Projeto é composto por códigos chamados "Dragonfly" e está em andamento desde o segundo semestre de 2017

O Google, da Alphabet, planeja uma versão censurada de seu mecanismo de busca para a China que irá bloquear sites e certos termos de pesquisa, informou o portal The Intercept, citando documentos e funcionários do Google familiarizados com o assunto.

O projeto é um código chamado “Dragonfly” e está em andamento desde o segundo semestre de 2017, segundo o site de notícias.

O progresso no projeto aumentou após uma reunião em dezembro entre o presidente-executivo do Google, Sundar Pichai, e um alto funcionário do governo chinês.

Os termos de pesquisa sobre direitos humanos, democracia, religião e protestos pacíficos estarão entre as palavras na lista negra do site de busca, que já havia sido demonstrado ao governo chinês.

A versão final do buscador pode ser lançada de seis a nove meses, dependendo do aval das autoridades chinesas.

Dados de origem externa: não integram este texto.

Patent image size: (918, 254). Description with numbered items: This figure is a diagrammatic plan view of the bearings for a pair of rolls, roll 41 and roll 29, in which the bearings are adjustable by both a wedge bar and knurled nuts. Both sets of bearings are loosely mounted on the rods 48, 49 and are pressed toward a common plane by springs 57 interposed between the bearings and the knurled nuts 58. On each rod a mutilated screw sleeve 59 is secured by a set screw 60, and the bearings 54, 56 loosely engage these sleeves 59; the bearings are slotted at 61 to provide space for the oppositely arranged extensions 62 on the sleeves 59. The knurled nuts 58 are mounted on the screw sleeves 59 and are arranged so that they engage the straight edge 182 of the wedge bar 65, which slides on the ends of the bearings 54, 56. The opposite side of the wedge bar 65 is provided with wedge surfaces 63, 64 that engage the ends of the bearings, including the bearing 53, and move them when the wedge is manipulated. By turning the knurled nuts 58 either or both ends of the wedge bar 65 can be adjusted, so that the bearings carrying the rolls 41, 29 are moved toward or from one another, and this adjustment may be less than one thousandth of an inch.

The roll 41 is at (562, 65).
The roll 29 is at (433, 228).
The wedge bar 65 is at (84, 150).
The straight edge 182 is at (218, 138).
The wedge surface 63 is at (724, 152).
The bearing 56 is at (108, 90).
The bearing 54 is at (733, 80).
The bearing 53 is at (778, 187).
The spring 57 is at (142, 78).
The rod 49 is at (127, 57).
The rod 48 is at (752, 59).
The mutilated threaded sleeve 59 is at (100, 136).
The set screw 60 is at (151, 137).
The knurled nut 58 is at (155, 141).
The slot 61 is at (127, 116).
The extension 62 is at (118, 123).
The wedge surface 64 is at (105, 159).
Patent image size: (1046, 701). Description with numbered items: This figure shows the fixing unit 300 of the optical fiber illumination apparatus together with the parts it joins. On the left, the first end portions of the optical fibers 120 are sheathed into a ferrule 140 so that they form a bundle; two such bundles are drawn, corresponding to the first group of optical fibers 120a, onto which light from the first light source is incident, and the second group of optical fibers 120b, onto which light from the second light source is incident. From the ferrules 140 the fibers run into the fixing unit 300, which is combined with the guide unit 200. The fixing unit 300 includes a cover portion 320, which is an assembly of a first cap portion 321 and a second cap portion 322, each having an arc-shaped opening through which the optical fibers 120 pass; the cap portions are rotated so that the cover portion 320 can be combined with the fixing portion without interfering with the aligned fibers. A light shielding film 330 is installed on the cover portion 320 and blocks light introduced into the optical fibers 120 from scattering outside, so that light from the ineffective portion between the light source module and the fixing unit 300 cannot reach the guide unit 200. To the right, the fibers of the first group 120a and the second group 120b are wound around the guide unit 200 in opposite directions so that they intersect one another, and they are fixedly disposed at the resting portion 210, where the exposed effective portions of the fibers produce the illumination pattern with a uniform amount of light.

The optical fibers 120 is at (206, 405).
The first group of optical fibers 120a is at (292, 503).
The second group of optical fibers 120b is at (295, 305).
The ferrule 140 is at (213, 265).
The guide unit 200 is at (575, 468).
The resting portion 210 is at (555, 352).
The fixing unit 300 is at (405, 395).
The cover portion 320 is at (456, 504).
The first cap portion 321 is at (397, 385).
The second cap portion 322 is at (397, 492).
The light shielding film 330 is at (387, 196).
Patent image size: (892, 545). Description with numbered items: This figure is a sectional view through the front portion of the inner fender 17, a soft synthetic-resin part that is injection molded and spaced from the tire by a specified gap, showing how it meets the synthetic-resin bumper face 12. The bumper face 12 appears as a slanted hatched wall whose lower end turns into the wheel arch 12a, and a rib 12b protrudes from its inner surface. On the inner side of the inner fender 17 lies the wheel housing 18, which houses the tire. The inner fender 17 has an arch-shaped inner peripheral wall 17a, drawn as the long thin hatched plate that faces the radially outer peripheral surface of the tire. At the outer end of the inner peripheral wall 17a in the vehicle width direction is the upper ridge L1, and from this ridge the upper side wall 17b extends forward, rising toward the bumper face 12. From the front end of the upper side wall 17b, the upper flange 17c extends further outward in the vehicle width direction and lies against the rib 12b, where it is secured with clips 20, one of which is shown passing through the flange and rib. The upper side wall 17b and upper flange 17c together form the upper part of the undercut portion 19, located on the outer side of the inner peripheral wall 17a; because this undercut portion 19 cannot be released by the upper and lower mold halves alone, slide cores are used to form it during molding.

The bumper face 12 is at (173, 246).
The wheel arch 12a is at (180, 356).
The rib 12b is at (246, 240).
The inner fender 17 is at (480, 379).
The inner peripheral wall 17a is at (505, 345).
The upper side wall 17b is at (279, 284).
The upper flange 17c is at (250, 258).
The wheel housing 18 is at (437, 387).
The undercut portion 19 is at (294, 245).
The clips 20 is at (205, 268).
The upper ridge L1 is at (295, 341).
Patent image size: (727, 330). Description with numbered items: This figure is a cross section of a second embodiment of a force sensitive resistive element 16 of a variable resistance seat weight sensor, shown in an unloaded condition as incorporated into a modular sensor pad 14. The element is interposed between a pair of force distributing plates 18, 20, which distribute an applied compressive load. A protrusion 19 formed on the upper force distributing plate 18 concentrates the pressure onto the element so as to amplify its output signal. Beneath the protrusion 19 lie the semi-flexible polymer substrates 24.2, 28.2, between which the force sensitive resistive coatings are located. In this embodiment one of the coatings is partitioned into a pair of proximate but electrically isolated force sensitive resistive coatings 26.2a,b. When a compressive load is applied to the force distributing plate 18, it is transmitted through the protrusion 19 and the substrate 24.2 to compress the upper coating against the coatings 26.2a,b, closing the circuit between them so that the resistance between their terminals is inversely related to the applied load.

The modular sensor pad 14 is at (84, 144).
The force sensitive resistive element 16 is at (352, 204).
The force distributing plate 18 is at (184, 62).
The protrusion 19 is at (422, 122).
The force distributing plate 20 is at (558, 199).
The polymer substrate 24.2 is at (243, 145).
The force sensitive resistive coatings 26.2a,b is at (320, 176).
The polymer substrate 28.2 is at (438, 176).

O Google se recusou a comentar sobre detalhes mencionados pelo The Intercept, mas observou que lançou vários aplicativos no país e trabalha com desenvolvedores locais como parte da manutenção de sua presença na China.

O principal regulador de internet chinês, o Cyberspace Administration of China, não respondeu imediatamente aos pedidos da reportagem.

O serviço de busca do Google está bloqueado, juntamente com sua plataforma de vídeos YouTube, mas a empresa vem tentando fazer novas incursões na China.

Em janeiro, o mecanismo de busca se juntou a um investimento na plataforma chinesa Chushou e, no início deste mês, lançou um jogo de inteligência artificial no WeChat, rede social da Tencent.